Vodafone India Services Pvt Ltd. (VISPL) vs. UOI (Bombay High Court), Pronounced on: October 10, 2014
Neither the capital receipts received by the Petitioner on issue of equity shares to its holding company, a non-resident entity, nor the alleged short-fall between the so called fair market price of its equity shares and the issue price of the equity shares can be considered as income within the meaning of the expression as defined under the Act.
Fact of the Case:
HELD by the High Court allowing the Petition:
Objective of Transfer Pricing Provisions:
A plain reading of section 92(1) of the Income-tax Act, 1961 (the Act) very clearly brought out that “income” arising from an International Transaction was a condition precedent for application of Chapter X of the Act. Transfer Pricing provisions in Chapter X of the Act were to ensure that in case of International Transaction between AEs, neither the profits were understated, nor losses overstated. They did not replace the concept of Income or Expenditure as normally understood in the Act, for the purposes of Chapter X of the Act. The objective of Chapter X of the Act was certainly not to punish Multinational Enterprises and/ or AEs for doing business inter se. Arm’s length price (ALP) was meant to determine the real value of the transaction entered into between AEs. It was a re-computation exercise to be carried out only when income arose in case of an International transaction between AEs. It did not warrant re-computation of a consideration received/ given on capital account.
Income under section 2(24) – whether includes capital receipt?
It could not be disputed that income would not in its normal meaning under the Act include capital receipts unless specified. The amount received on issue of shares was admittedly a capital account transaction not separately brought within the definition of Income, except in cases covered section 56(2)(viib)3 of the Act. Therefore, absent express legislation, no amount received, accrued, or arising on capital account transaction could be subjected to tax as income. Parliament had consciously not brought to tax amounts received from a non-resident for issue of shares, as it would discourage capital inflow from abroad. Neither the capital receipts received by the tax payer on issue of equity shares to its AE, a non-resident entity, nor the alleged shortfall between the so called fair market price of its equity shares and the issue price of the equity shares, could be considered as “income” within the meaning of the expression as defined under the Act. A transaction on capital account or on account of restructuring would become taxable to the extent it impacts income, i.e., under reporting of interest received or over-reporting of interest paid or claim of depreciation, etc. It was only that income which had to be adjusted to the ALP. The issue of shares at a premium was a capital account transaction and not income.

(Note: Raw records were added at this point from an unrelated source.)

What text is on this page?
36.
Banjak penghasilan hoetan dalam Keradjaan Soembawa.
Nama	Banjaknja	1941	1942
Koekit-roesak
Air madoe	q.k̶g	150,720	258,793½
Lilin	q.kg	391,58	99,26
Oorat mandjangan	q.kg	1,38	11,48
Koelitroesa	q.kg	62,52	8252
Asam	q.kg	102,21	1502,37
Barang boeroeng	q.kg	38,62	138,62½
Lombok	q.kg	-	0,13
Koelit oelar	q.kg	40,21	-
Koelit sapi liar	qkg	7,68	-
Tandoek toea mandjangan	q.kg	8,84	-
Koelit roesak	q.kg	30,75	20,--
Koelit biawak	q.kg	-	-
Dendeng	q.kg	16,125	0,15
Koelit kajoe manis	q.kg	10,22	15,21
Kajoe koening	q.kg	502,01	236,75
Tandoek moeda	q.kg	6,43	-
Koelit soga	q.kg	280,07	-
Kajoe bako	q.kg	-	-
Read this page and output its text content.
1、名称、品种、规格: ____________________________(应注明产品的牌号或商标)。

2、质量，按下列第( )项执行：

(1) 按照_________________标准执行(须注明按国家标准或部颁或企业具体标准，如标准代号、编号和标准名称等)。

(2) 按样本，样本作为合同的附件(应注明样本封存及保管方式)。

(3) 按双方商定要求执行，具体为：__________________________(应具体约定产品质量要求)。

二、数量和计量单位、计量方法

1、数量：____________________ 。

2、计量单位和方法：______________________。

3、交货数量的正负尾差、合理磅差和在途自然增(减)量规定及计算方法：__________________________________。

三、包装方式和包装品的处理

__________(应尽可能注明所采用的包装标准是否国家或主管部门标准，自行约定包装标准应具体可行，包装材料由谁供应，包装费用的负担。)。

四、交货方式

Notional income v. Real income
Reliance by the Revenue upon the definition of International Taxation in sub clauses (c) and (e) of Explanation (i) to section 92B of the Act to conclude that Income had to be given a broader meaning to include notional income, as otherwise Chapter X of the Act would be rendered otiose/ meaningless, was held to be farfetched.
Provisions of Chapter X – whether charging or machinery provisions?
In the absence of a charging Section in Chapter X of the Act, it was not possible to read a charging provision into Chapter X of the Act4. Chapter X of the Act was a machinery (computational) provision to arrive at the ALP of a transaction between AEs. The substantive charging provisions were in sections 4, 5, 15 (Salaries), 22 (Income from house property), 28 (Profits and gains of business), 45 (Capital gain) and 56 (Income from other Sources). Even income arising from International Transactions between AEs had to satisfy the test of Income under the Act and had to find its home in one of the above heads, i.e., charging provisions.
Revenue’s reliance on section 92(2) of the Act
Section 92(2) of the Act dealt with a situation where two or more AEs entered into an arrangement whereby, if they were to receive any benefit, service or facility, then the allocation, apportionment or contribution towards the cost or expenditure had to be determined in respect of each AE having regard to the ALP. It would have no application in VISPL’s case where there was no occasion to allocate, apportion or contribute any cost and/ or expenses between the tax payer and the AE.
Revenue’s reliance on section 56 of the Act
Income from other sources Although section 56(1) of the Act would permit including within its head all income not otherwise excluded, it did not provide for taxing a capital account transaction of issue of shares as was specifically provided for in section 45 or section 56(2) (viib) of the Act and included within the definition of income in section 2 (24) of the Act.